Immediate Next Steps: From Prototype to Production
The conclusion of Soldøgn marks a transition from intensive prototyping to the crucial phase of production readiness. Teams are now returning home, tasked with taking the innovations and agreements forged in Svalbard and transforming them into robust, shippable code. The next several weeks will be characterized by "heads-down" work, focusing on hardening client implementations against the newly finalized specifications, ensuring comprehensive test coverage, and merging Soldøgn’s draft Pull Requests into the main codebases.

Transparency and Public Engagement
As always, the Ethereum core development process maintains a commitment to transparency. The final decisions for critical values, such as the 200 million gas limit target and the definitive repricing numbers, will be formally made and publicly shared during upcoming AllCoreDevs calls. These calls serve as the official channels for communicating major protocol decisions to the broader Ethereum community and are expected to be the central topics of discussion in the immediate weeks following the interop.

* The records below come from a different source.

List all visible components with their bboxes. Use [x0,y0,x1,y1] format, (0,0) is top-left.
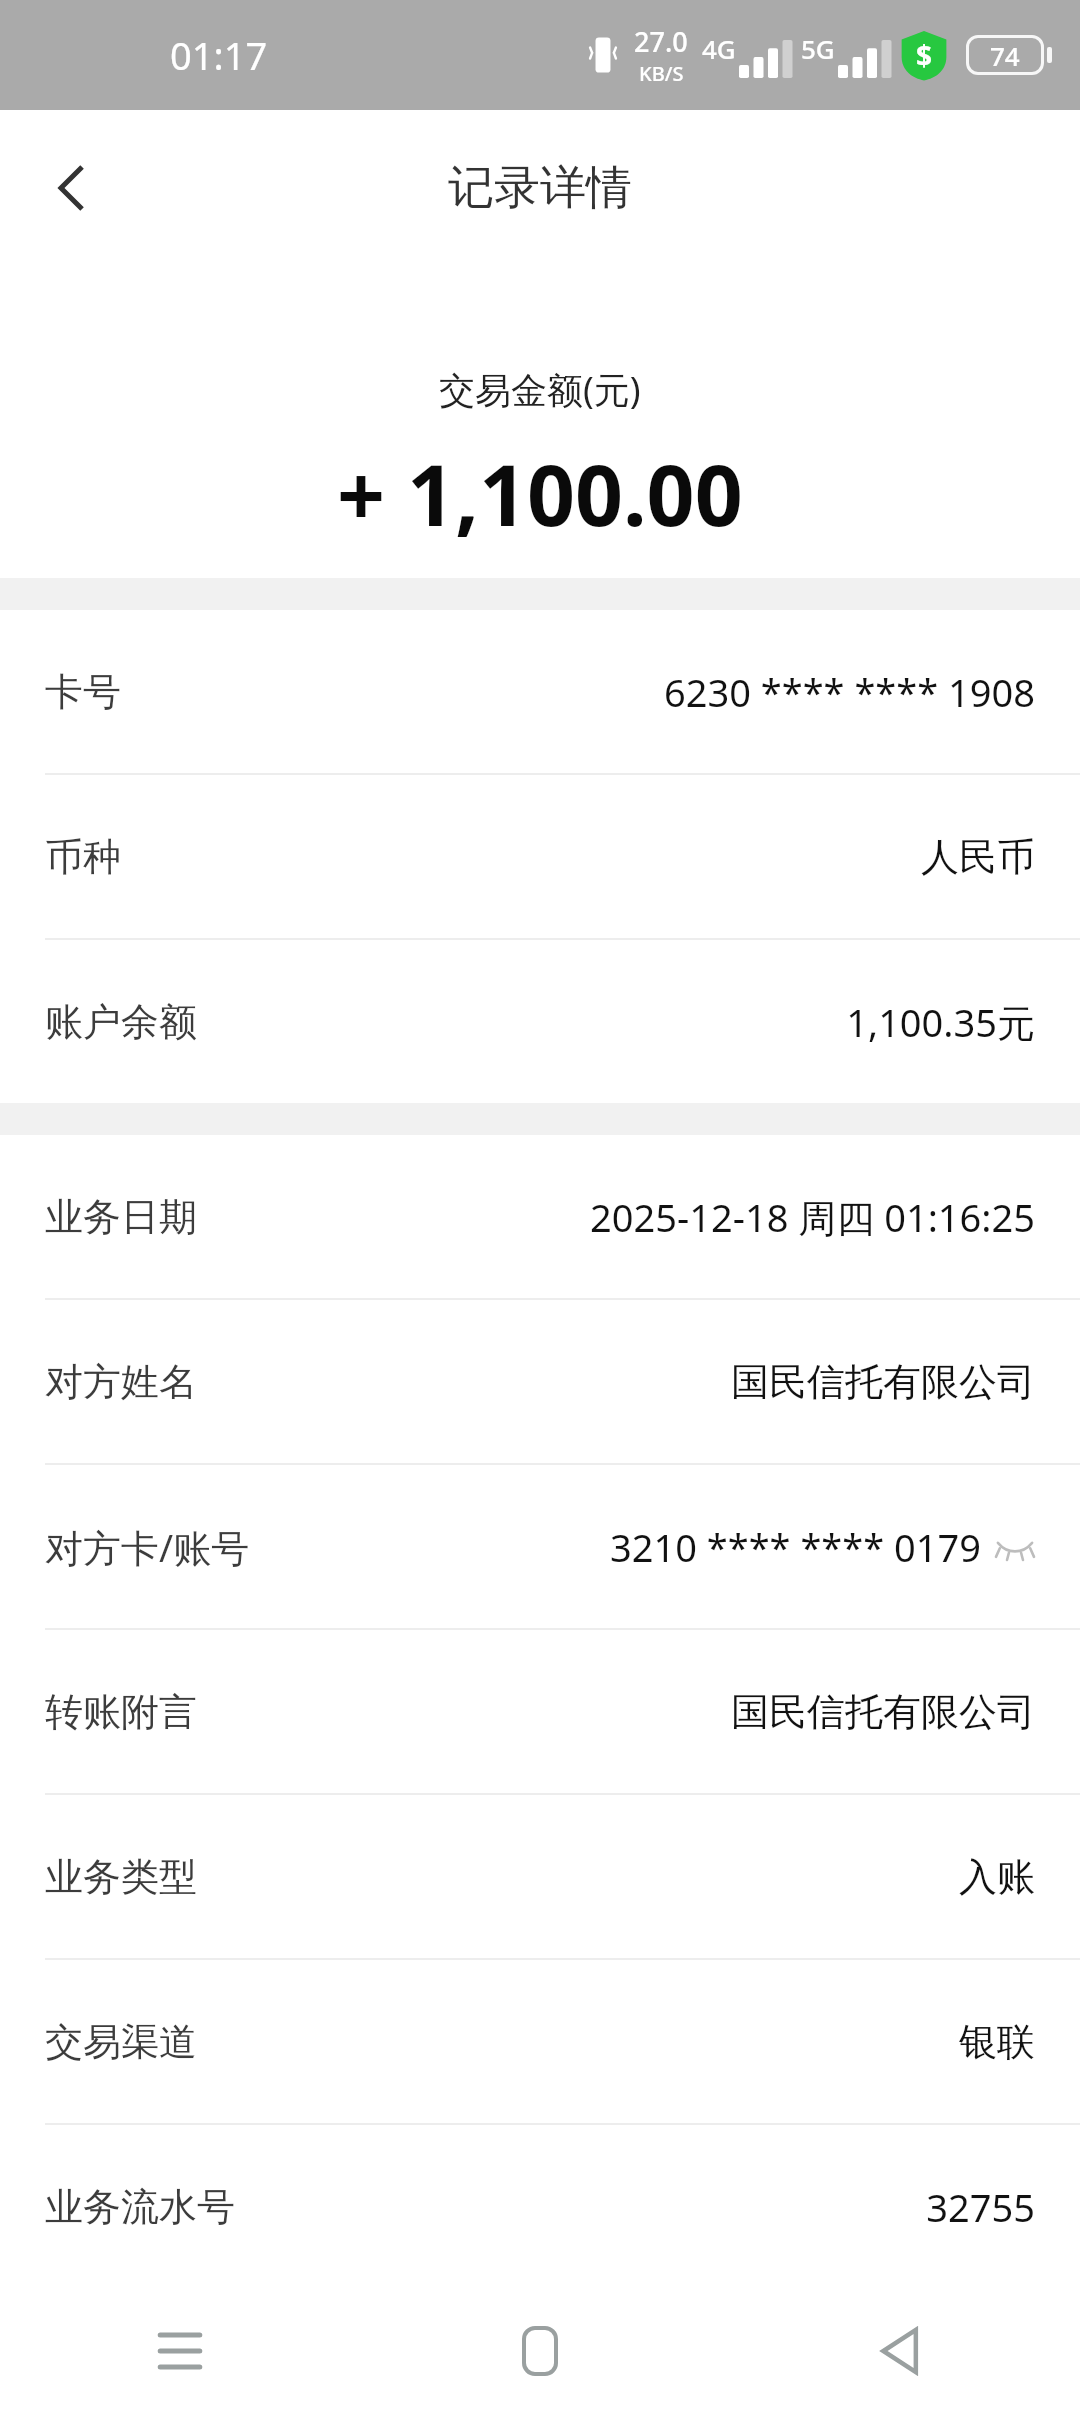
button[interactable]: Back [24,140,120,236]
button[interactable]: Back [720,2290,1080,2412]
button[interactable]: 交易渠道 [0,1960,1080,2125]
staticText: 5G [801,31,835,66]
staticText: 对方姓名 [45,1358,197,1406]
staticText: $ [916,36,933,74]
staticText: 01:17 [170,29,268,81]
staticText: 6230 **** **** 1908 [663,666,1035,718]
staticText: 交易渠道 [45,2018,197,2066]
staticText: 卡号 [45,668,121,716]
staticText: 32755 [926,2181,1035,2233]
button[interactable]: 业务类型 [0,1795,1080,1960]
button[interactable]: 账户余额 [0,940,1080,1103]
staticText: 业务日期 [45,1193,197,1241]
staticText: 2025-12-18 周四 01:16:25 [590,1191,1035,1243]
staticText: 对方卡/账号 [45,1521,250,1573]
staticText: 国民信托有限公司 [731,1358,1035,1406]
staticText: KB/S [639,60,684,87]
button[interactable]: 业务日期 [0,1135,1080,1300]
button[interactable]: 卡号 [0,610,1080,775]
staticText: 转账附言 [45,1688,197,1736]
other: Show number [995,1527,1035,1567]
staticText: 币种 [45,833,121,881]
staticText: 入账 [959,1853,1035,1901]
staticText: 记录详情 [448,159,632,217]
staticText: 4G [702,31,736,66]
staticText: 74 [990,38,1020,73]
staticText: 交易金额(元) [439,365,641,414]
staticText: 3210 **** **** 0179 [609,1521,981,1573]
staticText: 27.0 [634,23,688,60]
staticText: 银联 [959,2018,1035,2066]
staticText: 国民信托有限公司 [731,1688,1035,1736]
staticText: 1,100.35元 [846,996,1035,1048]
staticText: 业务类型 [45,1853,197,1901]
staticText: 业务流水号 [45,2183,235,2231]
button[interactable]: 币种 [0,775,1080,940]
button[interactable]: Recents [0,2290,360,2412]
staticText: 人民币 [921,833,1035,881]
staticText: 账户余额 [45,998,197,1046]
button[interactable]: 对方姓名 [0,1300,1080,1465]
button[interactable]: 对方卡/账号 [0,1465,1080,1630]
staticText: + 1,100.00 [337,436,743,550]
button[interactable]: 业务流水号 [0,2125,1080,2288]
button[interactable]: 转账附言 [0,1630,1080,1795]
button[interactable]: Home [360,2290,720,2412]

Conclusion: A United Front for Decentralization
The Soldøgn Interop in Svalbard stands as a testament to the unwavering dedication and collaborative spirit of the Ethereum core development community. In a remote Arctic outpost, under the perpetual light of the midnight sun, over a hundred brilliant minds united to push the boundaries of decentralized technology. The week’s achievements, particularly the foundational work on the Glamsterdam upgrade and its implications for scalability, efficiency, and decentralization, represent a significant leap forward for Ethereum.
A heartfelt thank you extends to everyone who traveled to 78°N and contributed to the success of this monumental week. Special recognition goes to EthPandaOps for their exceptional organizational prowess, keeping the group focused and productive each day, and to all who worked tirelessly under the unique conditions of the midnight sun to meet daily goals – including the Ethrex crew, who made their impactful debut at this interop. It was an incredibly productive and memorable week, and the forthcoming full-length documentary by the EF Digital Studio team will ensure its legacy is beautifully preserved for the entire Ethereum community. The future of Ethereum, shaped by such collaborative efforts, continues to shine ever brighter.